Diyarbakır'ın raylı sistem hikayesi

Abone Ol

Diyarbakır'da, hatırladığım kadarıyla 30 yıldan daha da fazla bir süre önce gündeme gelmişti raylı sistem konusu. Diyarbakır'ın trafiği o yıllarda şimdiki gibi değildi. Daha sakin, araçların az olduğu bir dönemdi. 

O tarihlerde öngörüde bulunarak böyle bir fikir atılmış ve bir ön çalışma yapılmıştı. Çok yerinde bir tespitti.

O yıllarda belki bu konu beklendiği kadar ilgi görmemişti, ama aradan geçen zamanda bunun ne kadar da gerekli olduğu ortaya çıktı. Günümüzde artık buna ihtiyaç duyulmaya başlandı.

Son yıllarda, artan araç sayısı, yaşanan yoğun trafik raylı sistem konusunu yeniden gündeme getirdi ve raylı sistemle ilgili yoğun bir çalışma başlatıldı, projeleri hazırlandı. 

Diyarbakır'da kent sakinlerinin uzun yıllardır beklediği hafif raylı sistem ile ilgili projenin hazırlanması ve ihalesinin gerçekleştirilmesi umutları yeşertti.

Proje ile ilgili detaylar da açıklanmıştı; Dağkapı ile Gazi Yaşargil Eğitim Araştırma Hastanesi arasında inşa edilmesi düşünülen hafif raylı sistemin, 14,1 kilometre uzunluğunda ve 23 istasyondan oluşacağı belirtilmişti.

Fiskaya'dan başlayacak Dağkapı-Ali Emiri Caddesi-Hintlibaba Caddesi-Ekinciler-Turgut Özal Bulvarı-Diclekent Bulvarı-Mastfroş Caddesi güzergahını takip ederek, Gazi Yaşargil Eğitim Araştırma Hastanesi bölgesinde yapılacak depo sahasında son bulacak raylı sistem hattının 2023'te hizmete sunulması planlanıyordu.

Ancak, yapılan tüm bu çalışma ve açıklamalara rağmen, toplu taşımayı rahatlatacak, kent sakinlerine konforlu, güvenli ve ucuz toplu taşıma hizmeti sağlayacak raylı sistemin yapımıyla ilgili o kazma bir türlü vurulmadı, çalışmalar başlatılmadı. 

Görünen o ki raylı sistemin yapımı başka bahara kaldı gibi. Proje rafa kaldırılmış.

Otoban olayı

Yollar önemlidir.
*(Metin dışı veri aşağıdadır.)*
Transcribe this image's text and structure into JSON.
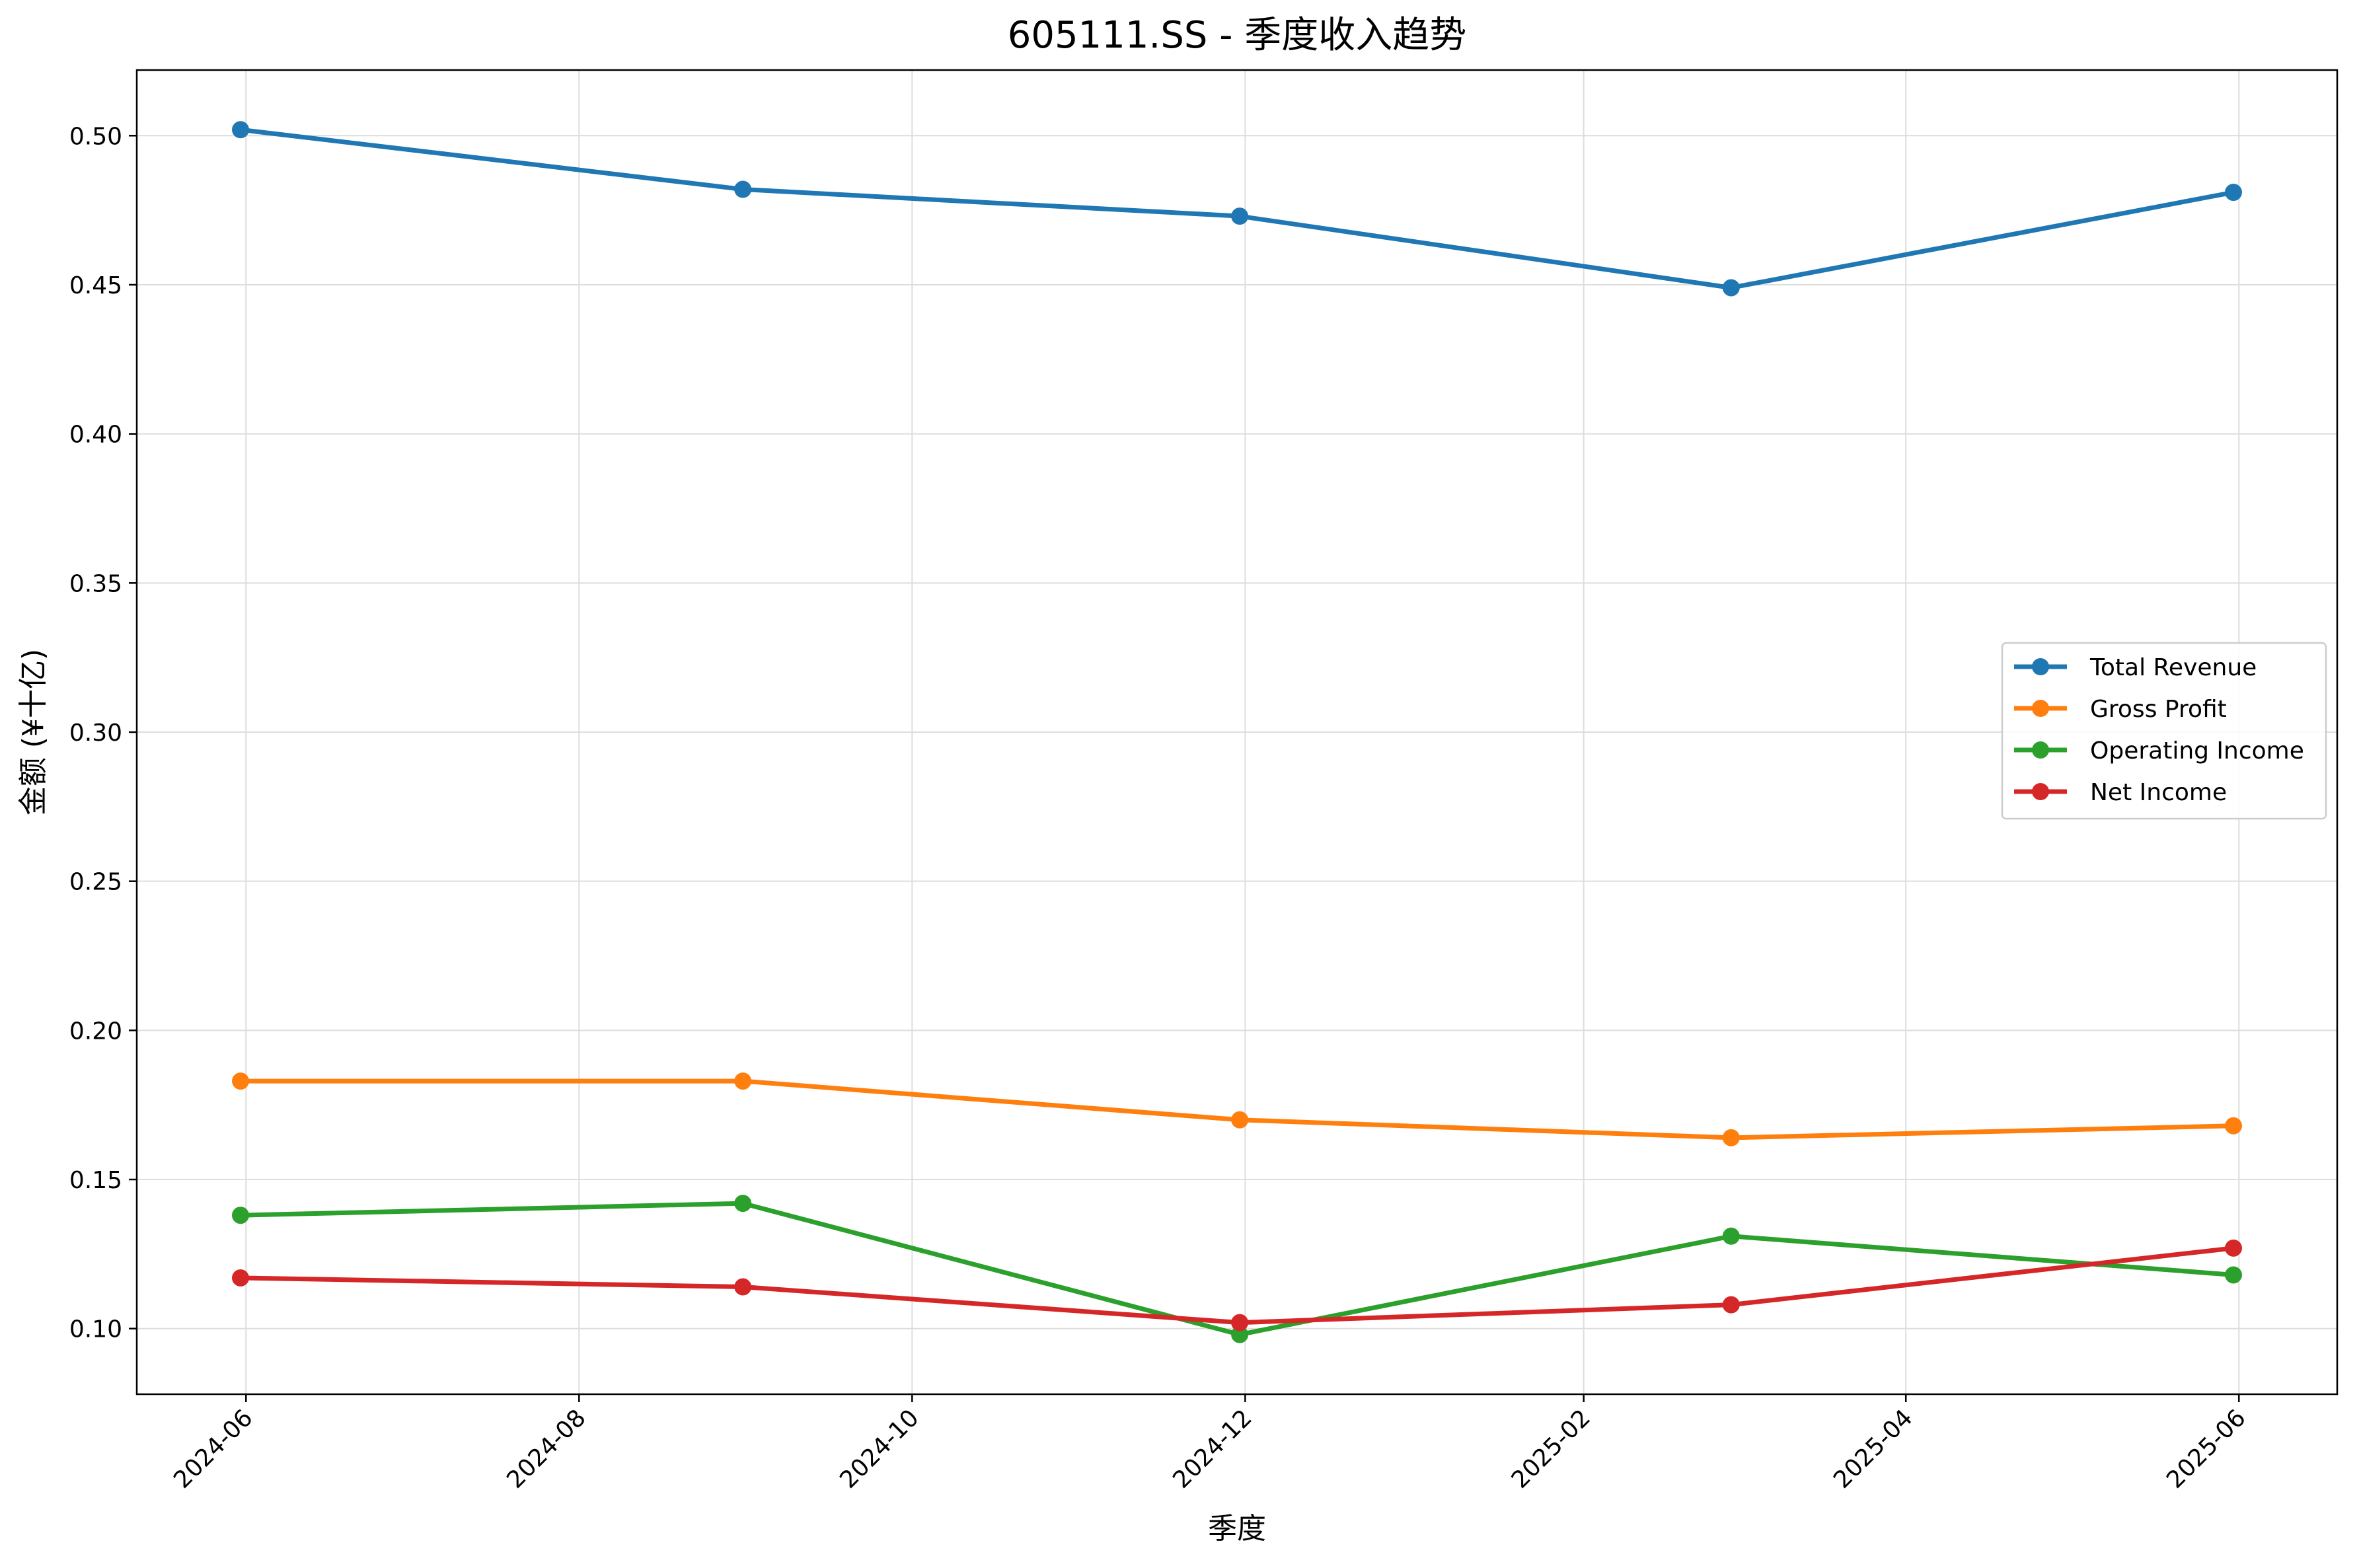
{
  "chart_data": {
    "type": "line",
    "title": "605111.SS - 季度收入趋势",
    "xlabel": "季度",
    "ylabel": "金额 (¥十亿)",
    "x": [
      "2024-05-31",
      "2024-08-31",
      "2024-11-30",
      "2025-02-28",
      "2025-05-31"
    ],
    "xlim": [
      "2024-05-12",
      "2025-06-19"
    ],
    "ylim": [
      0.078,
      0.522
    ],
    "x_ticks": [
      {
        "date": "2024-06-01",
        "label": "2024-06"
      },
      {
        "date": "2024-08-01",
        "label": "2024-08"
      },
      {
        "date": "2024-10-01",
        "label": "2024-10"
      },
      {
        "date": "2024-12-01",
        "label": "2024-12"
      },
      {
        "date": "2025-02-01",
        "label": "2025-02"
      },
      {
        "date": "2025-04-01",
        "label": "2025-04"
      },
      {
        "date": "2025-06-01",
        "label": "2025-06"
      }
    ],
    "y_ticks": [
      {
        "value": 0.1,
        "label": "0.10"
      },
      {
        "value": 0.15,
        "label": "0.15"
      },
      {
        "value": 0.2,
        "label": "0.20"
      },
      {
        "value": 0.25,
        "label": "0.25"
      },
      {
        "value": 0.3,
        "label": "0.30"
      },
      {
        "value": 0.35,
        "label": "0.35"
      },
      {
        "value": 0.4,
        "label": "0.40"
      },
      {
        "value": 0.45,
        "label": "0.45"
      },
      {
        "value": 0.5,
        "label": "0.50"
      }
    ],
    "grid": true,
    "legend_position": "center-right",
    "series": [
      {
        "name": "Total Revenue",
        "color": "#1f77b4",
        "values": [
          0.502,
          0.482,
          0.473,
          0.449,
          0.481
        ]
      },
      {
        "name": "Gross Profit",
        "color": "#ff7f0e",
        "values": [
          0.183,
          0.183,
          0.17,
          0.164,
          0.168
        ]
      },
      {
        "name": "Operating Income",
        "color": "#2ca02c",
        "values": [
          0.138,
          0.142,
          0.098,
          0.131,
          0.118
        ]
      },
      {
        "name": "Net Income",
        "color": "#d62728",
        "values": [
          0.117,
          0.114,
          0.102,
          0.108,
          0.127
        ]
      }
    ]
  }
}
Ulaşımın daha rahat, güvenli sağlanması o bölgenin gelişmesinde, kalkınmasında önemli rol oynar.  

Yıllar önce bölgenin otoban propjesi hazırlanmıştı. Projeye göre, otoban Şanlıurfa'dan sonra Diyarbakır'a ve oradan da Habur'a bağlanacaktı. 

Ancak o dönemde ciddi anlamda kamuoyu oluşturulmayınca, Diyarbakır devredışı bırakıldı. 

Gaziantep yaklaşık 30 yıl önce otobana kavuşmuşken, Şanlıurfa da yaklaşık 15 yıl önce otobanla tanıştı.

Şanlıurfa’ya kadar gelmesine rağmen, dümdüz ve engebesiz araziye sahip, köprü ve viyadük gibi maliyetler oluşturmayan 180 kilometre ötedeki Diyarbakır'a otobanın neden gelmediği ile ilgili tatmin edici bir açıklama da yapılmamıştı. Konu unutulup gitti. Kent, duble yolla yetindi.

Yol medeniyet inşa etmektir. Toplumlararası iletişimi geliştirir. Ticaretin de daha rahat yapılmasıyla refah seviyesi artar.

Diyarbakır'a raylı sistem projesi de otoban gibi kim vurduya gitmesin. Bu nedenle seçilmişler ve STK'lara önemli görevler düşüyor. 

Vatandaş, artık laf değil, icraat istiyor.